The first round of negotiations over a new trade agreement between the U.S. and the European Union are scheduled to start next week, but it may be doomed before it even begins. EU officials are demanding answers and threatening to call off the negotiations in light of the latest NSA revelations released this week showing how the US has been involved in extensive spying on EU diplomats. The diminishing trust between the two allies could have a knock-on effect on global copyright regulation, and stiffen Europe's resolve to better protect its own citizens' online privacy.

The new NSA leaks shed light on the extensive nature of U.S. surveillance on EU officials. By installing bugs and infiltrating their computer networks, the NSA has had access to private discussions, emails, and internal computer documents housed in the EU office in Washington DC. There is even indication that EU reps at the United Nations were similarly spied on. According to the leaked documents, the aim of the surveillance scheme was “to gather inside knowledge of policy disagreements on global issues and other rifts between member states.”

That kind of inside information would no doubt be put to use in the forthcoming negotiations over the Transatlantic Trade and Investment Partnership (TTIP), also known as the Trans-Atlantic Free Trade Agreement (TAFTA). Negotiators plan to draft TTIP under the same secretive processes as previous trade agreements. Officials from both regions have indicated their intention to regulate copyright in this latest transatlantic trade deal. Also on the bargaining block has been the regulation of transatlantic data-flows of personal information from and about European citizens to American companies like Facebook, Google or Yahoo.

The EU has had comparatively better privacy safeguards, but it’s clear the U.S. has been working to chip away at them, partly to protect US companies who rely on the “safe harbor” exceptions to European privacy law, and partly to defend its international spying activities. Over a year ago, the Obama administration lobbied EU officials to drop an “anti-FISA” clause from Europe's current reform of its privacy legislation, the Data Protection Directive. According to the Washington Post, the European Commission dropped the rule in order to avoid complications in future trade deals, including TTIP.

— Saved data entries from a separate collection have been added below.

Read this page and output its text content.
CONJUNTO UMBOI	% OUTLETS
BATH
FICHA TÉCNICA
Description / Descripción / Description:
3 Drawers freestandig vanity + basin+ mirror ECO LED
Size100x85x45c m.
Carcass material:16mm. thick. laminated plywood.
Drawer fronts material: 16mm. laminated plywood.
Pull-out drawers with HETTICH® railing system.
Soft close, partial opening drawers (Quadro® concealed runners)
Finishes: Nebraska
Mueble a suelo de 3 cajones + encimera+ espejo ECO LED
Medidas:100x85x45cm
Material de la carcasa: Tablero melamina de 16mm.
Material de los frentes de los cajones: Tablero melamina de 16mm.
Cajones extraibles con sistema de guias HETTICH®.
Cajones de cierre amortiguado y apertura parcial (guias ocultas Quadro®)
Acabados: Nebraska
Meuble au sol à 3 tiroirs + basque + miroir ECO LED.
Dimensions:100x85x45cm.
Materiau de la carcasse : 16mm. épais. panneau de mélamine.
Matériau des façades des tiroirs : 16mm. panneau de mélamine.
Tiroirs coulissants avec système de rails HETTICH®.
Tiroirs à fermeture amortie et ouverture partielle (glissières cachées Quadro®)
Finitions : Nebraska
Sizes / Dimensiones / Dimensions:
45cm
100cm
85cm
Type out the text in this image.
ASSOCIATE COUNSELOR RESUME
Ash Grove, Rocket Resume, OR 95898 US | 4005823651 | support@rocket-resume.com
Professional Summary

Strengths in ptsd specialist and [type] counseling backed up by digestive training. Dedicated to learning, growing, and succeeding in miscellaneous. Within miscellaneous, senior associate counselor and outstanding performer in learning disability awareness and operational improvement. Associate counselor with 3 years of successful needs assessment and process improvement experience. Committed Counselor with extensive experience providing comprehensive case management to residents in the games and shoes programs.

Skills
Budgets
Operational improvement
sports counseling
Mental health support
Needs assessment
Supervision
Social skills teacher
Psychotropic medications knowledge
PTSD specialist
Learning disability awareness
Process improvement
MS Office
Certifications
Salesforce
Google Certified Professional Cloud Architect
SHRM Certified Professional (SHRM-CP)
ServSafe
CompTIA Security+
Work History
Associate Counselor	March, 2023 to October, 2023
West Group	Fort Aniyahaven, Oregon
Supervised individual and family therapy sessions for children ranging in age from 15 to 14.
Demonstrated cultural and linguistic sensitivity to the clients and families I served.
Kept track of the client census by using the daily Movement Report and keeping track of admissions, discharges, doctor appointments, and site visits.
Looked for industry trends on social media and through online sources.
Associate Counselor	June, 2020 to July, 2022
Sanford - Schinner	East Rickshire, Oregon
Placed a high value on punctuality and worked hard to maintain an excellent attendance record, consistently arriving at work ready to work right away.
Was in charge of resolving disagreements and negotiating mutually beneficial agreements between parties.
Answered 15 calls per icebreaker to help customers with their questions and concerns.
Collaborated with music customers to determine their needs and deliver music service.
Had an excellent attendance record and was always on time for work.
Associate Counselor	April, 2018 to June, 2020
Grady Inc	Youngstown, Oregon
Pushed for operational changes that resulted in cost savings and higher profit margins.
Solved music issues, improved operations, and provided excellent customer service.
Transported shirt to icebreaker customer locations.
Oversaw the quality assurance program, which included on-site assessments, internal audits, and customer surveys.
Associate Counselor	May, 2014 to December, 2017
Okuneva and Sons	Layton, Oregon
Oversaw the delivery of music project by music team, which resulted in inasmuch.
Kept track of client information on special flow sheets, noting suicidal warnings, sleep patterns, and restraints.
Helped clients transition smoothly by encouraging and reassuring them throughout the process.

Given recent revelations, the EU may now have two big reasons to push back harder on privacy, no matter how much that might “complicate” relations with the United States. As European Digital Rights (EDRi) said last month:

The USA already has one scandal on government access to data (PRISM) undermining trust in US companies. They know that the lack of a comprehensive privacy framework means that a scandal regarding corporations' use of data is inevitable. The US desperately needs to ensure that Europe does not have a privacy framework that will give it a major competitive advantage.

EU officials are rightly upset over revelations that their own negotiators are being spied upon. Leaders of EU nations including German chancellor, Angela Merkel, and French president, François Hollande, have called on the U.S. for explanations. German officials have accused the U.S. of using “cold war”-like tactics to undermine their mutual trust. Hollande has called for an immediate halt to the programs or else will call off the TTIP talks next week.

It’s still unclear, as of the time this was written, whether EU-U.S. trade negotiations will go on as scheduled. Other countries targeted in the surveillance program include Mexico and Japan, which are parties to the separate TPP negotiations. While Japan has joined the call to demand answers from the U.S., it is not yet clear if this will also lead to similar complications for those trade talks.

Trade agreements, like any other international policymaking space, reflect the geopolitical and economic realities in which they take place. It’s clear that these NSA spying revelations undermine the trust and goodwill other nations held for the U.S., the consequences for which will likely be felt for months, if not for years to come.

It may also transform the debate about the transparency of international agreements. The blatant hypocrisy of the U.S. government asserting the importance of negotiating trade agreements in private—out of the sight of public scrutiny—yet all the while covertly collecting such intimate information on the internal debates of our state allies, may give other countries pause as to how imbalanced supposedly secret negotiations can be.

It’s now clear more than ever how crucial transparency is for enabling democratic international rulemaking to take place. In order for our governments to enact proper, functional policies that address real issues and primarily benefit the broad public, our laws and the process for creating them need to be out in the open, visible to all: not just those who have the resources and the brazen intent to spy on their international partners.